China has a rich record of earthquakes going back 600 years. Earthquakes of varied intensity occurred frequently for 250 years and 195 years respectively in Shanxi and Hebei Province. Nonetheless, Chinese researchers cannot forecast when the next big quake will hit.

Sun said he did not usually take predictions of doomsday seriously. "Many of these people do have a rich knowledge of astronomy or geography. They may be able to make accurate predictions of certain celestial phenomena. But the conclusions they draw are often far-fetched and serve particular purposes. Such predictions should not be trusted," Sun warned.
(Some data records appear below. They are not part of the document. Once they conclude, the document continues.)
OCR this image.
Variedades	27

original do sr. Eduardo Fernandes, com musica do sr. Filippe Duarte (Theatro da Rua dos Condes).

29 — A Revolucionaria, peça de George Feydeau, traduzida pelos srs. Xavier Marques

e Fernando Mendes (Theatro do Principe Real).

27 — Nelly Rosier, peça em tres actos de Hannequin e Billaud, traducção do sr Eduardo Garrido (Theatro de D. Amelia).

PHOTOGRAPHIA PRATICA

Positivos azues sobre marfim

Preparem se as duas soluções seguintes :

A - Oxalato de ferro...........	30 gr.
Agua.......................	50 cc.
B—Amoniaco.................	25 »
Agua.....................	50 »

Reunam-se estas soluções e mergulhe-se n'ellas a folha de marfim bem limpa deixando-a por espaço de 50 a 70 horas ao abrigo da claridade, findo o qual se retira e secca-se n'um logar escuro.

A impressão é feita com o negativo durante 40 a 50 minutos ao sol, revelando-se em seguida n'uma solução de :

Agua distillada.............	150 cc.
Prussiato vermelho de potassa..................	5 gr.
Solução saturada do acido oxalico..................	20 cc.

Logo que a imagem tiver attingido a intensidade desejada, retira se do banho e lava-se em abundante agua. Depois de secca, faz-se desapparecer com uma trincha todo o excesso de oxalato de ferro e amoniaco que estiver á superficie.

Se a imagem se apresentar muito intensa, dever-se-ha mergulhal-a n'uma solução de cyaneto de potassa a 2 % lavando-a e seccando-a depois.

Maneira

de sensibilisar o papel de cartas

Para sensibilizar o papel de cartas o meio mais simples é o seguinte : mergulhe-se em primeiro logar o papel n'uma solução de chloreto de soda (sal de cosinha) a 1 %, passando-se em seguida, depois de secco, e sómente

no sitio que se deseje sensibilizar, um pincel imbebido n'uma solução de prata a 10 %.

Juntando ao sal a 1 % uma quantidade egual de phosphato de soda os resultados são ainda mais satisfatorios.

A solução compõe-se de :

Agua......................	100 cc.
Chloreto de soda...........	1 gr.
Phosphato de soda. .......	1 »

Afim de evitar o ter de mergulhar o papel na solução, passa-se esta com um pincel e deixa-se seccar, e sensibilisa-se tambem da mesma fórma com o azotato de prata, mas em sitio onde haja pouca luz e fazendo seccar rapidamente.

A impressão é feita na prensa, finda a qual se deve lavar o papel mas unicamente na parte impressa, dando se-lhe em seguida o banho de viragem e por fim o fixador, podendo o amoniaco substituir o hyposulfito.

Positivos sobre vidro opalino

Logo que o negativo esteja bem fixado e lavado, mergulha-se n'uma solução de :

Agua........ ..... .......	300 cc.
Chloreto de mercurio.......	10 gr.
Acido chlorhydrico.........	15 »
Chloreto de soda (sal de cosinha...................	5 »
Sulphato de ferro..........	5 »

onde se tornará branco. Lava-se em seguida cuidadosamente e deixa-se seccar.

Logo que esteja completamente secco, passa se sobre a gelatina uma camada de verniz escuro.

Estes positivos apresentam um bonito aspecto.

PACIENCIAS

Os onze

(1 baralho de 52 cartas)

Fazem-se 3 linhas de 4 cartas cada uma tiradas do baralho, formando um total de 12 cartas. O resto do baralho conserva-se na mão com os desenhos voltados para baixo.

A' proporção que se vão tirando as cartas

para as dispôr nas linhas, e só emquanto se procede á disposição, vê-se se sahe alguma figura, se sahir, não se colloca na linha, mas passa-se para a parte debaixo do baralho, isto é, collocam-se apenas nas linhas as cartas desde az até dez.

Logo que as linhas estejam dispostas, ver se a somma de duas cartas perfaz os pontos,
However, such wild predictions may serve as a good reminder of the danger that humanity faces on its path of development, especially when irresponsible human behavior has a growing negative impact on the environment. Frightening predictions may help raise awareness and draw attention to the problems, prompting us to take serious actions, Sun said.

As a true scientist, Sun believed in discussion and debate. He based his judgment on evidence and reasoning and rejected the notion that recent earthquakes were a premonition to imminent human catastrophe.

"The earth has a life cycle too. The late renowned Chinese geologist Li Siguang proposed that the earth is rotating slower than it was some 3 billion years ago," he said.

Frequent earthquakes in the last few years suggest the world has entered a new era of earth crust movement. How long this new phase will last and when and where the next strong quake will be are difficult to say. "But it seems to follow its own course, a normal cycle," Sun said.